Update: When I do the same with a random forest model, the two vectors are equal. Is this because SVM is scale dependent and random forest is not?
> library(randomForest)
> classif <- makeClassifTask(id = "example", data = d, target = "C")
> lrn <- makeLearner("classif.randomForest", predict.type = "prob", fix.factors.prediction = T)

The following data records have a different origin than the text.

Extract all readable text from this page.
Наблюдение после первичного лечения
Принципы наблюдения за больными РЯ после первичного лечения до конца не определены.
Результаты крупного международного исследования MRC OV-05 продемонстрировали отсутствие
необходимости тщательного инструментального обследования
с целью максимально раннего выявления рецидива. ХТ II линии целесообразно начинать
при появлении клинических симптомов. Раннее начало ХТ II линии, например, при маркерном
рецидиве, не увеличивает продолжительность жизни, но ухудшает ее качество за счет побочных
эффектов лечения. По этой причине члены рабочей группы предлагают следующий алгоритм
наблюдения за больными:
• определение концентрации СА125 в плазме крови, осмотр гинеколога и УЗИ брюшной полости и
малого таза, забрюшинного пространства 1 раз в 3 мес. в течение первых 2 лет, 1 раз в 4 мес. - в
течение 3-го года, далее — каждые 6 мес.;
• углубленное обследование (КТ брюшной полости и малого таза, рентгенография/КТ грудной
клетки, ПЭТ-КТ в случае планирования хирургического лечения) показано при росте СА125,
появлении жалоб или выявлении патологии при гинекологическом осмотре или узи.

> t <- train(lrn, classif)
>
> res1 <- predict(t, newdata = data.frame(x2,x1,x3))
> res1
Prediction: 50 observations
predict.type: prob
threshold: a=0.33,b=0.33,c=0.33
time: 0.00
prob.a prob.b prob.c response
1 0.654 0.228 0.118 a
2 0.742 0.090 0.168 a
3 0.152 0.094 0.754 c
4 0.092 0.832 0.076 b
5 0.748 0.100 0.152 a
6 0.680 0.098 0.222 a
>
> res2 <- predict(t$learner.model, data.frame(x2,x1,x3))
> res2
1 2 3 4 5 6 7 8 9 10 11 12 13 14 15 16 17 18 19 20 21 22 23 24 25 26
a a c b a a a c a b b b b c c a b b a c b a c c b c
27 28 29 30 31 32 33 34 35 36 37 38 39 40 41 42 43 44 45 46 47 48 49 50
a a b a c c c b c b c a b c c b c b c a c c b b
Levels: a b c
>
> res1$data$response == res2
[1] TRUE TRUE TRUE TRUE TRUE TRUE TRUE TRUE TRUE TRUE TRUE TRUE TRUE TRUE TRUE
[16] TRUE TRUE TRUE TRUE TRUE TRUE TRUE TRUE TRUE TRUE TRUE TRUE TRUE TRUE TRUE
[31] TRUE TRUE TRUE TRUE TRUE TRUE TRUE TRUE TRUE TRUE TRUE TRUE TRUE TRUE TRUE
[46] TRUE TRUE TRUE TRUE TRUE
Another Update: If I change predict.type to "response" from "prob", the two svm prediction vectors agree with each other. I'm going to look into the differences of these types, I had thought that "prob" gave the same results but also gave probabilities. Maybe this isn't the case?
答案 0 :(得分:1)
正如您所知,&#34;错误的来源&#34;是mlr
和kernlab
对预测类型有不同的默认值。
mlr
维持着相当多的内部&#34;状态&#34;并检查每个学习者的学习者参数以及如何处理培训和测试。您可以使用lrn$predict.type
获取学习者将进行的预测类型,在您的情况下,"prob"
会给出mlr
。如果您想了解所有血腥细节,请查看the implementation of classif.ksvm
。
不建议混合mlr
- 包裹的学习者和&#34; raw&#34;像你这样的学习者在这个例子中做,并且不应该这样做。如果你混合了它们,就会发现像你这样的事情 - 所以当使用mlr
时,只使用 mlr
构造来训练模型,做出预测,等
friend_with?
确实有测试以确保&#34; raw&#34;并且包装的学习者产生相同的输出,参见例如the one for classif.ksvm
答案 1 :(得分:0)
答案就在这里:
Why are probabilities and response in ksvm in R not consistent?
简而言之,ksvm type =“probabilities”给出的结果与type =“response”不同。
如果我跑
> res2 <- predict(t$learner.model, data.frame(x2,x1,x3), type = "probabilities")
> res2
然后我得到与上面res1相同的结果(type =“response”是默认值)。
不幸的是,似乎基于概率对图像进行分类并不像使用“响应”那样好。也许这仍然是估算分类确定性的最佳方法?